Question
Question: How are mutations important to evolution?...
How are mutations important to evolution?
Solution
A variation in the sequence of the DNA of an organism is a mutation. Mutations can be triggered in the atmosphere by high-energy sources such as sunlight or by chemicals. During the replication of DNA, they may also randomly occur.
Complete answer:
-For evolution, mutations are important. Initially, a genetic trait of every organism was the product of a mutation. The new genetic variant (allele) spreads through reproduction, and a distinguishing feature of evolution is differential reproduction. It is easy to see how a mutation that helps an organism to feed, expand or replicate more efficiently may contribute over time to a greater abundance of the mutant allele.
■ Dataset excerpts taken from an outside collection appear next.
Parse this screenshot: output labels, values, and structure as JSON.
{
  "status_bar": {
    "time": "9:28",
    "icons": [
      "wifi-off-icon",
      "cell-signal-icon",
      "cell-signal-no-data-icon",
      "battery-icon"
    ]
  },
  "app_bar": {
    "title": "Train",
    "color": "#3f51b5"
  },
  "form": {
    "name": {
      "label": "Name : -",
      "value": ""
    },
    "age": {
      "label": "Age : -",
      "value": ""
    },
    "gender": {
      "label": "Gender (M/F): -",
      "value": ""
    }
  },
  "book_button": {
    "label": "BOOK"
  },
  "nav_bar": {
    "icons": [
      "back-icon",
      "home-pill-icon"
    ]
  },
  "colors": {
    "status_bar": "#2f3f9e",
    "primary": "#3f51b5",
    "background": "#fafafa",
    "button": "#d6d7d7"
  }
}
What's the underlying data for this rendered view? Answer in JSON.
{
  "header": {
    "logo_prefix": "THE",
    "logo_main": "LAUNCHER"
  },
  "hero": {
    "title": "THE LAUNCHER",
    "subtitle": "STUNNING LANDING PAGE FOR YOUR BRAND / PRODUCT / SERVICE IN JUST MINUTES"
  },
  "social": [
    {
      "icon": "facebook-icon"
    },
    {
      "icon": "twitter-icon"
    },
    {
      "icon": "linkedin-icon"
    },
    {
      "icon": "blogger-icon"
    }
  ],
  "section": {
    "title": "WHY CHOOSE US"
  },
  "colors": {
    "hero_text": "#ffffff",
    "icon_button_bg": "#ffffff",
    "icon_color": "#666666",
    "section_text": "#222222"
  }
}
-The population could soon be very different ecologically and/or physiologically from the initial population that lacked change. Also deleterious mutations, particularly in small populations, may cause evolutionary change by replacing individuals that may bear adaptive alleles in other genes.
-At single points in a genome, most mutations occur, likely modifying a single protein, and hence could appear unimportant. For eg, in your (and all other vertebrate) salivary glands, genes regulate the function and efficacy of digestive enzymes. At first sight, it can seem that mutations in salivary enzymes have no ability to affect survival. However it is exactly the aggregation of minor salivary mutations that is responsible for snake venom and therefore much of the evolution of the snake.
-Although the history of many animals has been influenced by the slow accumulation of small-point mutations, evolution often operates much quicker. Several kinds of species had an ancestor that refused to properly undergo meiosis before sexual reproduction, resulting in a complete replication of each pair of chromosomes. In the grey treefrog of North America, such a process produced an "instant speciation" event.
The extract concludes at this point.